Pessoal, estou inaugurando um novo blog, chamado Estatística Reflexiva. Nesse blog, mostrarei um básico de estatística e matemática aplicadas que ajudarão a entender certos fenômenos naturais, sociais, políticos, quiçá filosóficos. Inclusive ajudarão a entender certas postagens desse blog, que vem acompanhadas de gráficos e números.
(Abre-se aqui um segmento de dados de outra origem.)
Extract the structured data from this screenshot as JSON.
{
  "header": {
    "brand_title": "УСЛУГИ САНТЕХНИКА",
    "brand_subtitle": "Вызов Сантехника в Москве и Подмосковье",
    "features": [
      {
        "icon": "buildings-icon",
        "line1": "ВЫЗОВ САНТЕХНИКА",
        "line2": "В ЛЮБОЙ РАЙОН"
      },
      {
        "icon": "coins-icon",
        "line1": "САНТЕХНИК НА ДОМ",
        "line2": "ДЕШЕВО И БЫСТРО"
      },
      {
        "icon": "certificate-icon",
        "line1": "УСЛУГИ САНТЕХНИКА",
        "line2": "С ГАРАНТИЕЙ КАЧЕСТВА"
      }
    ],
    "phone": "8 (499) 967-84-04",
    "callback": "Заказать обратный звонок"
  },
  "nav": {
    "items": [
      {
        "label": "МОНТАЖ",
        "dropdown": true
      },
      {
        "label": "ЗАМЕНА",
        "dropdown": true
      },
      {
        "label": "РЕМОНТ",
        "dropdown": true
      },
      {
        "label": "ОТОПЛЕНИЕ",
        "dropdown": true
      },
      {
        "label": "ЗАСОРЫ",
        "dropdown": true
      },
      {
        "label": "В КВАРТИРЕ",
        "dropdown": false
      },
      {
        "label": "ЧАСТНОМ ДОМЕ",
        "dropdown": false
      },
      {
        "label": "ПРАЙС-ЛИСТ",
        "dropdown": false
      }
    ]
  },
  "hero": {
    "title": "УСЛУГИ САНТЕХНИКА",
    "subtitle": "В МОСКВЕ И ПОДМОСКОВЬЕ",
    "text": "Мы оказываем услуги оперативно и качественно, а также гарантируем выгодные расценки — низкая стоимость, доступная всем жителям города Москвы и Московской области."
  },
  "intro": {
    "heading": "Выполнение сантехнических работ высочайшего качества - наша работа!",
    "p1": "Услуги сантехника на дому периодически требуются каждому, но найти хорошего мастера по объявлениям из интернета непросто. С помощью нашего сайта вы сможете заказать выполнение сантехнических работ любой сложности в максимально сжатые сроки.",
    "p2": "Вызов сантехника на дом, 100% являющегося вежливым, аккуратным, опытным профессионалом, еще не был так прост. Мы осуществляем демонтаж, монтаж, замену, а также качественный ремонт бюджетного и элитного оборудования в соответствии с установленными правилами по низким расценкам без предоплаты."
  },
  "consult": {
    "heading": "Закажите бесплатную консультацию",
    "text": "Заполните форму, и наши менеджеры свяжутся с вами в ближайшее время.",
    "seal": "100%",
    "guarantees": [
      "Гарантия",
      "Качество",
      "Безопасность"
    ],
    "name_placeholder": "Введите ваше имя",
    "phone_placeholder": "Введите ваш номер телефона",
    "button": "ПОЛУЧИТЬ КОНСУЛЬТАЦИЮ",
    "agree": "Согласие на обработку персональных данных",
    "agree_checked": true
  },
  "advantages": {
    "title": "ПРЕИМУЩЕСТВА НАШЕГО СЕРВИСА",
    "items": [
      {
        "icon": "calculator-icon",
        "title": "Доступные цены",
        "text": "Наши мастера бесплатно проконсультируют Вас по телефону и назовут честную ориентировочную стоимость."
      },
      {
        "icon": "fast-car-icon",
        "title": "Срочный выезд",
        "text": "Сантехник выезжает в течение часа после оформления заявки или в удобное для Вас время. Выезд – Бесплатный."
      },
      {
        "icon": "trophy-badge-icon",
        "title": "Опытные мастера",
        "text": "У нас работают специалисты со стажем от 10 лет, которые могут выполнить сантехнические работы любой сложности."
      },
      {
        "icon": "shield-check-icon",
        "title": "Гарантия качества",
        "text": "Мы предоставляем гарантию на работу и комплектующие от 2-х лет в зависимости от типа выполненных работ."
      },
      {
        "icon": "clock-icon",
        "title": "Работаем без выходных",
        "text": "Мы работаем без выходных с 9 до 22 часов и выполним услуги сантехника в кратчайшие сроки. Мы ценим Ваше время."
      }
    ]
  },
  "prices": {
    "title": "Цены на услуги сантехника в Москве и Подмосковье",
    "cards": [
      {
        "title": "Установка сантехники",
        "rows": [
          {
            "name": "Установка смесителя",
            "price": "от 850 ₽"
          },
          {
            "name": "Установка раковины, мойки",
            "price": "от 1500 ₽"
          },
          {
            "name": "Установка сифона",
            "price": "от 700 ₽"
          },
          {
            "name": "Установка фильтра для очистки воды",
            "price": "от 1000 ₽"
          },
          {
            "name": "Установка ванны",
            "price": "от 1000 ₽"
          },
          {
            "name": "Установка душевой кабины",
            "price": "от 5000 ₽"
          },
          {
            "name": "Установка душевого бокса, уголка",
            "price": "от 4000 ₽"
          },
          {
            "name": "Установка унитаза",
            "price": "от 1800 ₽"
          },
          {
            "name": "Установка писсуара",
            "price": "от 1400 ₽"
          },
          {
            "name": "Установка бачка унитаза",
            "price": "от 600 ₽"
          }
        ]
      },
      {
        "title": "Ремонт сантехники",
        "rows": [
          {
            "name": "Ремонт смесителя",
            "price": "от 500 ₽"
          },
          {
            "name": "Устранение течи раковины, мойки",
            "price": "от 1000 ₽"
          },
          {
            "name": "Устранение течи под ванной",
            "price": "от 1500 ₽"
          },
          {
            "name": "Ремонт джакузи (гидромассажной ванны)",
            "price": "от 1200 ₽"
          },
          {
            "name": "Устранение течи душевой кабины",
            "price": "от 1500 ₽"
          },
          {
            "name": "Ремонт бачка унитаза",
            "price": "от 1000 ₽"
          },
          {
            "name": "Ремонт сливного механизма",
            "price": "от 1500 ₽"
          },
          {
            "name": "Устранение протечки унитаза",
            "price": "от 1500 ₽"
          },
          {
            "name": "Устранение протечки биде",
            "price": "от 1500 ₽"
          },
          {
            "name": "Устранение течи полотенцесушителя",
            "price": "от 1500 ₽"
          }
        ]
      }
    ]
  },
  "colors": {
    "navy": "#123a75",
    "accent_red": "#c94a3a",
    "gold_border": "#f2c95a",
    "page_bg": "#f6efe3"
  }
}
Visitem o blog clicando aqui!!!

sexta-feira, 23 de dezembro de 2016

Vamos falar de Bolsa-Família?

Não há programas de governo tão comentados e tão evidentes quanto os programas sociais, como o antigo "ticket do leite" ou atualmente o Bolsa-Família, e o motivo é um pouco mais que óbvio: ajudar imediatamente pessoas em "situação de vulnerabilidade social", ou seja, na pobreza. E as opiniões se dividem, quase ao ponto de criar uma nova divisão da sociedade: os que são contra e os que são a favor desses programas. Uns defendem que essa ajuda é um avanço social; outros, acreditam que isso estimula a vagabundagem!!!



Mas sem delongas, vou pular todas essas opiniões e ir direto para a minha opinião pessoal. Programas desse tipo, existentes em vários países, não vão acabar com a pobreza, mas aliviam o problema. São como as doações para pessoas desabrigadas. Mas, e se essas mesmas pessoas desabrigadas continuarem recebendo alimentos por anos e anos, mesmo depois que a situação se normalizou, ao menos em parte? Na minha opinião, tais programas servem para aliviar o problema até que soluções de médio e longo prazos - os que realmente resolverão o problema - não se manifestarem!!!



Programas como o Bolsa-Família levam algum tempo para atingir todas as pessoas que dela necessitam, e a partir daí é que veremos realmente se está sendo feito algo para reduzir a pobreza.!!!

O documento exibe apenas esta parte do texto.